First of all, you need to decide the max number of visibles dates you want in your view. In my case, I wanted a WeekViewDefinition, so not to show more than seven days. A very simple way to reach this behavior is providing a DateGroupDescripion to the RadSchedulerView, define ther a WeekViewDefinition and supply a GroupFilter. Let's suppose you have ViewModel, call it MyViewModel with a property called MyAppointments of type ObservableCollection<Appointment>.

The xaml, very basic, might look like this:

<UserControl.Resources>
        <local:MyViewModel x:Key="ViewModel"/>
</UserControl.Resources>
<Grid x:Name="LayoutRoot" DataContext="{StaticResource ViewModel}">
        <telerik:RadScheduleView AppointmentsSource="{Binding Path=MyAppointments}">
            <telerik:RadScheduleView.GroupDescriptionsSource>
                <telerik:GroupDescriptionCollection>
                    <telerik:DateGroupDescription/>
                </telerik:GroupDescriptionCollection>
            </telerik:RadScheduleView.GroupDescriptionsSource>
            <telerik:RadScheduleView.ViewDefinitions>
                <telerik:WeekViewDefinition GroupFilter="{Binding Path=DateFilter}"/>
            </telerik:RadScheduleView.ViewDefinitions>
        </telerik:RadScheduleView>
    </Grid>


The MyViewModel implementation, again very basic, might look like this.

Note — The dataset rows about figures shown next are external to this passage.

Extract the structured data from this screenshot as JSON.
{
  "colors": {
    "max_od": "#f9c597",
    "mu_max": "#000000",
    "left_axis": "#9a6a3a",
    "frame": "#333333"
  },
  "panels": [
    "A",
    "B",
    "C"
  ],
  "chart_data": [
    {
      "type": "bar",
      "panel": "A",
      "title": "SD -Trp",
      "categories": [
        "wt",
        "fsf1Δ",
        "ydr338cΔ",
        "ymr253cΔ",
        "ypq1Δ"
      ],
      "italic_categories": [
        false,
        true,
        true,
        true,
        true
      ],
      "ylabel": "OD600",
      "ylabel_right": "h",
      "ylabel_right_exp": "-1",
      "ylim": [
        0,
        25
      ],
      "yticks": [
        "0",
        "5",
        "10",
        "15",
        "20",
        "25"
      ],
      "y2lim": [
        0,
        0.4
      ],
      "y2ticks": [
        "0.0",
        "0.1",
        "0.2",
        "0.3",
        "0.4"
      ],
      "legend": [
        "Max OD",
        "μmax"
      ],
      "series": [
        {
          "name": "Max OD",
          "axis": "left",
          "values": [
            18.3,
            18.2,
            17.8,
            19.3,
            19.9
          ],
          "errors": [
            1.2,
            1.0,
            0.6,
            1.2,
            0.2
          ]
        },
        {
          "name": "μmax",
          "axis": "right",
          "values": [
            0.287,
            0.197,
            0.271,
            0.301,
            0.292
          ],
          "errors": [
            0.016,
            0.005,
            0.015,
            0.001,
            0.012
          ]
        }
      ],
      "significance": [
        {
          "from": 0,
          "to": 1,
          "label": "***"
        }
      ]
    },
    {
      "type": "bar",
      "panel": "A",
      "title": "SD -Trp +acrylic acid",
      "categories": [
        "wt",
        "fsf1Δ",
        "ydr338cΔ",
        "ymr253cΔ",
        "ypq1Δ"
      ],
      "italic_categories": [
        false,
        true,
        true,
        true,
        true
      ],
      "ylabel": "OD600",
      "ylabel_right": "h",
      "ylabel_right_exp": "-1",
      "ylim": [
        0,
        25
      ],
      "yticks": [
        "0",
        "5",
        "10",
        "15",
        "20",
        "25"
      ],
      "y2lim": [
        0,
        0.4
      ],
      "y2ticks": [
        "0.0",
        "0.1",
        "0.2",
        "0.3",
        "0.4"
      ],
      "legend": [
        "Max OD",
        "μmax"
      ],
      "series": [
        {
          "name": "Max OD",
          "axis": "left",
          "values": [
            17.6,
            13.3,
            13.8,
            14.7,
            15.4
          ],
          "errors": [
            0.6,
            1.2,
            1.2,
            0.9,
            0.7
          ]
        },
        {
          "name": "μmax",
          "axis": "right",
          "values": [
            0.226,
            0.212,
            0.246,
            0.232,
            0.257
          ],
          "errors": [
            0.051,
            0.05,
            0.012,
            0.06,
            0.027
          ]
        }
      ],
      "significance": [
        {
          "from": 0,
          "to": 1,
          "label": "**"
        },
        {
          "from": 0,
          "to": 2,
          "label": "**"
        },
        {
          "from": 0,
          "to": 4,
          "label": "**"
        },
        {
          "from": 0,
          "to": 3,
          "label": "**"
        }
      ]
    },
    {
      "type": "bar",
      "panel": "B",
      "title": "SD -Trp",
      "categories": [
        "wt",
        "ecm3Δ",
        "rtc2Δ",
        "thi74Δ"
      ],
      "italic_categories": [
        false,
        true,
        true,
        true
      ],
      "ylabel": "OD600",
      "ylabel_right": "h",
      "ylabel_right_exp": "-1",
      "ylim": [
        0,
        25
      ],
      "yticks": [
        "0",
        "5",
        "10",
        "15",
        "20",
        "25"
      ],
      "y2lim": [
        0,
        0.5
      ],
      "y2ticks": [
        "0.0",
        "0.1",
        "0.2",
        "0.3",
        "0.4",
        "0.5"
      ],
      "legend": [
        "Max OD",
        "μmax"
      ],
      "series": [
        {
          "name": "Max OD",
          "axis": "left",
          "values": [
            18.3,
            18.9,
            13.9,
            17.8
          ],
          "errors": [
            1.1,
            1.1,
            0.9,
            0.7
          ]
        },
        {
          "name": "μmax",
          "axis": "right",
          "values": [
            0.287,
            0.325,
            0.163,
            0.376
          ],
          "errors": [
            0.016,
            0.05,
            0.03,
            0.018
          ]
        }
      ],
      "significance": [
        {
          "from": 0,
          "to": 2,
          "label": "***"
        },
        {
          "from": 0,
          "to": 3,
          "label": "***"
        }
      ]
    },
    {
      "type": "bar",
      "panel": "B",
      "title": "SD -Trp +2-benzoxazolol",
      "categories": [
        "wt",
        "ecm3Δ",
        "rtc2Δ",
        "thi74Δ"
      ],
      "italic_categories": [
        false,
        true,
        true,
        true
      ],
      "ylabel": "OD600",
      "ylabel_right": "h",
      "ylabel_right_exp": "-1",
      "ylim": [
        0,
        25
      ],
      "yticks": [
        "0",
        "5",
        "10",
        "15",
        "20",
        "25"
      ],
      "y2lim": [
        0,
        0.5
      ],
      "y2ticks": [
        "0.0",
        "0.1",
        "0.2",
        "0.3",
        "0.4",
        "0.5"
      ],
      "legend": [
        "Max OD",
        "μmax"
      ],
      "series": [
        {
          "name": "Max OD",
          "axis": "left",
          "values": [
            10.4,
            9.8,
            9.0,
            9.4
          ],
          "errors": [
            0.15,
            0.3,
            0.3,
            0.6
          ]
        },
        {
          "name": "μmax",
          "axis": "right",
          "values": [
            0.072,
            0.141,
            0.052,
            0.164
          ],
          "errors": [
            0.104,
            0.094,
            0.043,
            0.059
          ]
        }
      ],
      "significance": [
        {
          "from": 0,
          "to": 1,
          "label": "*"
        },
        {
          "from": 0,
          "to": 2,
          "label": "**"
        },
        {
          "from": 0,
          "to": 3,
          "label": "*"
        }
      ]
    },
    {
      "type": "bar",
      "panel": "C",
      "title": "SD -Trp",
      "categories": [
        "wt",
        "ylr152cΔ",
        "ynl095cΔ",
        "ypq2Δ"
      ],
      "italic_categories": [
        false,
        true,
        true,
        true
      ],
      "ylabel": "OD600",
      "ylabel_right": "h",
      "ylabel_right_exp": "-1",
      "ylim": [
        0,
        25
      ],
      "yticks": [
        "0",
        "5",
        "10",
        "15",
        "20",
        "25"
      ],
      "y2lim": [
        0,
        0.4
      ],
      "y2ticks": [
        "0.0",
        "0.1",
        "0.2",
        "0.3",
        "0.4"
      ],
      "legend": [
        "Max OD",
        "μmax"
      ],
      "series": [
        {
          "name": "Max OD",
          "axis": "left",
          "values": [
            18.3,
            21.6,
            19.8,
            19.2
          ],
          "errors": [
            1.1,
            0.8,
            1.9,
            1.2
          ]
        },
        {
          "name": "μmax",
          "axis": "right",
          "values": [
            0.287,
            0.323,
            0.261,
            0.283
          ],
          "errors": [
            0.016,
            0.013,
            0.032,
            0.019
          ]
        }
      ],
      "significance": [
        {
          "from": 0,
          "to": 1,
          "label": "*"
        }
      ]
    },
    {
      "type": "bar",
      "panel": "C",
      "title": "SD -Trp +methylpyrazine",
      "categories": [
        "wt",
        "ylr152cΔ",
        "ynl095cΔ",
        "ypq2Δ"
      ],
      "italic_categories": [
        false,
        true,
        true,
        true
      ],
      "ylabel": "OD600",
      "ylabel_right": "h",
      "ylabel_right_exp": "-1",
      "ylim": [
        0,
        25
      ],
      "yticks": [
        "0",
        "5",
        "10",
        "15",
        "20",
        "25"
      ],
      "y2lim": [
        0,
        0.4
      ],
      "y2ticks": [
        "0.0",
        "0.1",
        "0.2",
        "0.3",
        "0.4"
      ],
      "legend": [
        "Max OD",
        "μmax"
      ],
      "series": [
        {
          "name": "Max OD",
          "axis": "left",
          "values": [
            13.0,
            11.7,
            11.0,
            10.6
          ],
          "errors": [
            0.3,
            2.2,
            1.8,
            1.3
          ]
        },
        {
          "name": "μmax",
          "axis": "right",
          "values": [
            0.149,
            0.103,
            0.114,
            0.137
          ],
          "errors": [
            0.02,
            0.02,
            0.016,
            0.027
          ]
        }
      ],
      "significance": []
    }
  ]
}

public class MyViewModel: ViewModelBase
    {
        public MyViewModel()
        {
            //ToDo: initialize MyAppointments collection
            DateFilter = DateFilterFunc;
        }
 
        public ObservableCollection<Appointment> MyAppointments { get; set; }
 
        private Func<object, bool> _dateFilter;
 
        public Func<object, bool> DateFilter
        {
            get { return _dateFilter; }
            set
            {
                _dateFilter = value;
                OnPropertyChanged("DateFilter");
            }
        }
 
        private bool DateFilterFunc(object value)
        {
            if(value is DateTime)
            {
                var date = (DateTime)value;
                return MyAppointments.Where(x => x.Start.Date == date.Date || x.End.Date == date.Date).Any();
            }
            return true;
        }
    }

Really easy. When you supply a DateGroupDescription to the ScheduleView and a GroupFilter to the ViewDefinition, the GroupFilter implementation is invoked for each date to check if it passes the filter. In DateFilterFunc, you just need to check if there's any appointment starting or ending at this date,

Hope this helps and I'm sorry the delay.